Nasza Loteria SR - pasek na kartach artykułów

Katarzyna Baranowska daleko od podium

Krzysztof Dziedzic
- W finale zabrakło trochę sił, ale i tak jestem szczęśliwa - mówiła po finale na 200 metrów stylem zmiennym szczecinianka.
- W finale zabrakło trochę sił, ale i tak jestem szczęśliwa - mówiła po finale na 200 metrów stylem zmiennym szczecinianka. eastnews
Nie udało się pobić po raz czwarty rekordu Polski i nie udało się zająć lepszego miejsca w finale niż ostatnie.

Ale i tak z występu Katarzyny Baranowskiej można być zadowolonym. Paweł Korzeniowski był szósty na 200 m stylem motylkowym. Do finału na 200 metrów stylem motylkowym kobiet awansowała Otylia Jędrzejczak.

Plan został wykonany

Baranowska weszła do finału z siódmym czasem i długo wydawało się, że może na tym miejscu zakończyć występ. W pewnym momencie była nawet szósta, ale na ostatnich 50 metrach stylem dowolnym nasza zawodniczka opadła z sił. I prysły marzenia nie tylko o miejscu szóstym lub siódmym, ale także o kolejnym poprawieniu rekordu kraju - czyli w praktyce złamaniu bariery 2 minut i 12 sekund. Zawodniczka MKP Szczecin uzyskała czas 2.13,36.

- Nie udało się co prawda obronić siódmej pozycji z półfinału, ale plan został wykonany - stwierdziła po wyścigu nasza pływaczka. - Nie umiem powiedzieć, czemu inni nie biją rekordów życiowych. Pracowaliśmy solidnie.

Mistrzynią olimpijską na tym dystansie została Australijka Stephanie Rice, która po pasjonującym finiszu wyprzedziła Kirsty Coventry z Zimbabwe. Rice wynikiem 2.08,45 ustanowiła nowy rekord świata.

Brąz nie do zdobycia

Paweł Korzeniowski, były mistrz świata i wicemistrz Europy, zajął szóste miejsce w finale 200 metrów stylem motylkowym. Polak uzyskał czas 1.54,60.

Korzeniowski popłynął niewiele słabiej od rekordu życiowego, który wynosi 1.54,38. Strefa medalowa była jednak całkowicie poza zasięgiem - do trzeciego zawodnika, Japończyka Takeshiego Matsudy, stracił 1,63 sekundy.
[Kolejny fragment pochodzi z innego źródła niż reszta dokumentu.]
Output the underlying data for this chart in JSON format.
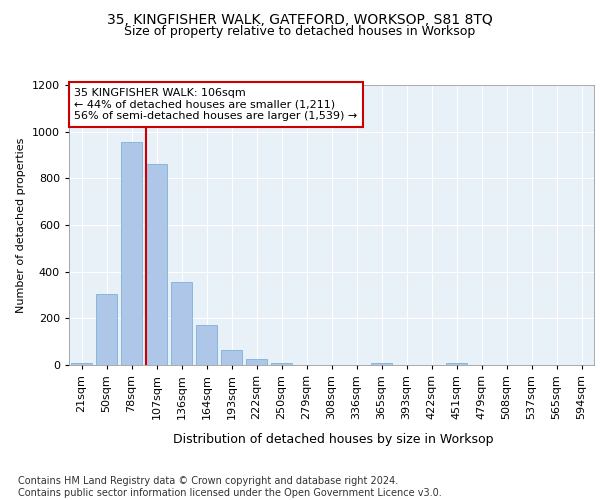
{
  "title1": "35, KINGFISHER WALK, GATEFORD, WORKSOP, S81 8TQ",
  "title2": "Size of property relative to detached houses in Worksop",
  "xlabel": "Distribution of detached houses by size in Worksop",
  "ylabel": "Number of detached properties",
  "categories": [
    "21sqm",
    "50sqm",
    "78sqm",
    "107sqm",
    "136sqm",
    "164sqm",
    "193sqm",
    "222sqm",
    "250sqm",
    "279sqm",
    "308sqm",
    "336sqm",
    "365sqm",
    "393sqm",
    "422sqm",
    "451sqm",
    "479sqm",
    "508sqm",
    "537sqm",
    "565sqm",
    "594sqm"
  ],
  "values": [
    10,
    305,
    955,
    860,
    355,
    170,
    65,
    25,
    10,
    0,
    0,
    0,
    10,
    0,
    0,
    10,
    0,
    0,
    0,
    0,
    0
  ],
  "bar_color": "#aec6e8",
  "bar_edge_color": "#6fa8d6",
  "vline_x_index": 3,
  "vline_color": "#cc0000",
  "annotation_text": "35 KINGFISHER WALK: 106sqm\n← 44% of detached houses are smaller (1,211)\n56% of semi-detached houses are larger (1,539) →",
  "annotation_box_color": "#ffffff",
  "annotation_box_edge_color": "#cc0000",
  "ylim": [
    0,
    1200
  ],
  "yticks": [
    0,
    200,
    400,
    600,
    800,
    1000,
    1200
  ],
  "bg_color": "#e8f0f8",
  "fig_bg_color": "#ffffff",
  "footer": "Contains HM Land Registry data © Crown copyright and database right 2024.\nContains public sector information licensed under the Open Government Licence v3.0.",
  "title1_fontsize": 10,
  "title2_fontsize": 9,
  "xlabel_fontsize": 9,
  "ylabel_fontsize": 8,
  "tick_fontsize": 8,
  "annotation_fontsize": 8,
  "footer_fontsize": 7
}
- Niestety nie ustanowiłem rekordu życiowego, a popłynąłem dobrze - zapewnił Korzeniowski. - Brązowy medal był nie do zdobycia. Nie sądziłem, że aż tylu zawodników popłynie poniżej 1.53. Zrobiłem co mogłem - nie dało się lepiej rozłożyć tempa. Nie wiem co się stało, że rywale pływają tak szybko. Zastanawiam się czemu my nie bijemy rekordów życiowych, ale tego pytania nie należy kierować do mnie. Teraz chcę odpocząć od pływania. Być może wyjadę nad morze, ale nie będę korzystał z basenu. Wydaje mi się, że zasłużyłem na odpoczynek: przecież w marcu ustanowiłem rekord życiowy - dodał.

Złoty medal wywalczył niezrównany Amerykanin Michael Phelps, który wynikiem 1.52,03 ustanowił nowy rekord świata, poprawiając własny o 0,06 sekundy. Srebrny medal wywalczył Węgier Laszlo Cseh. Wynikiem 1.52,70 ustanowił nowy rekord Europy. W wyścigu tym pobito jeszcze rekordy Azji i Oceanii.
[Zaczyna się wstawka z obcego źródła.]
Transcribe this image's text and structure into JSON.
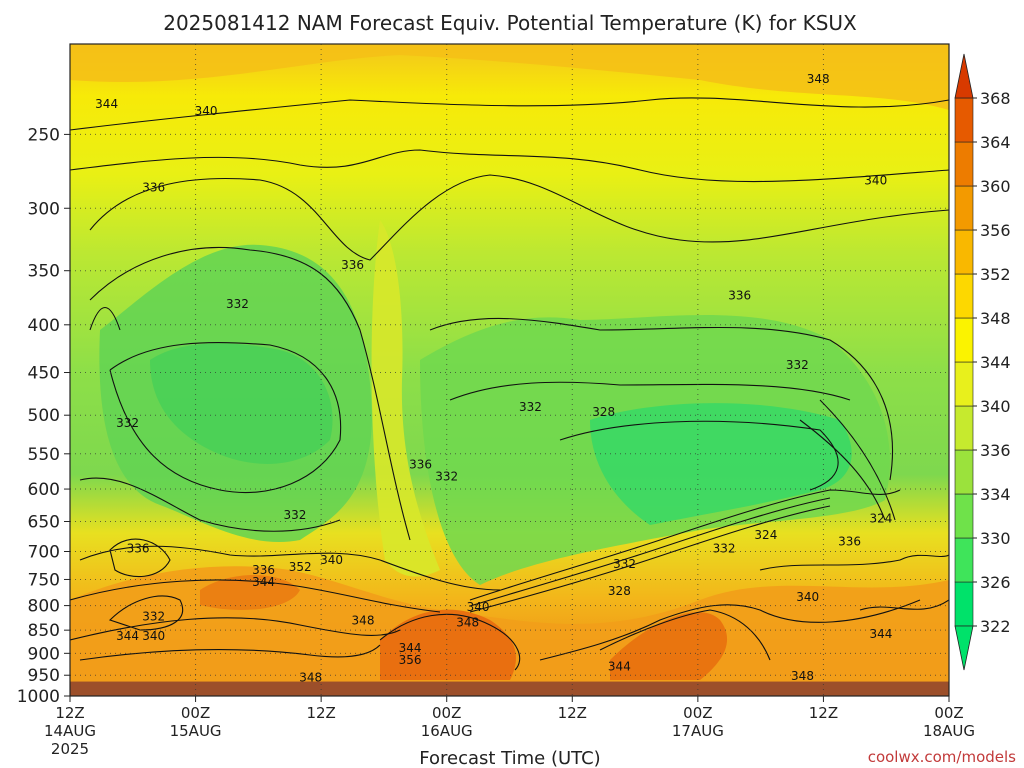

Kilka minut później Phelps, wygrał wraz z kolegami rywalizację w sztafecie 4x200 m st. dowolnym. Amerykanie przepłynęli dystans w czasie nowego rekordu świata 6.58,56. Dwa złote medale Phelpsa oznaczają, że ma on już w dorobku 11 złotych "krążków" wywalczonych na igrzyskach olimpijskich. Taka sztuka nie udała się dotychczas żadnemu innemu sportowcowi.

Otylia lepsza rano

W czwartek o medal walczyć będzie Otylia Jędrzejczak - w finale swojej koronnej konkurencji - 200 m stylem motylkowym.

- Czy są jakieś rezerwy okaże się w czwartek - stwierdziła Jędrzejczak po dzisiejszym półfinale. - Cieszy mnie, że uzyskałam dobry czas mimo wolniejszego początku. Taki był plan na ten wyścig. Cieszy mnie też, że rano osiągam lepsze wyniki niż wieczorem. Wystarczy odpowiednio wcześnie wstać, rozgrzać się - wyjaśniła.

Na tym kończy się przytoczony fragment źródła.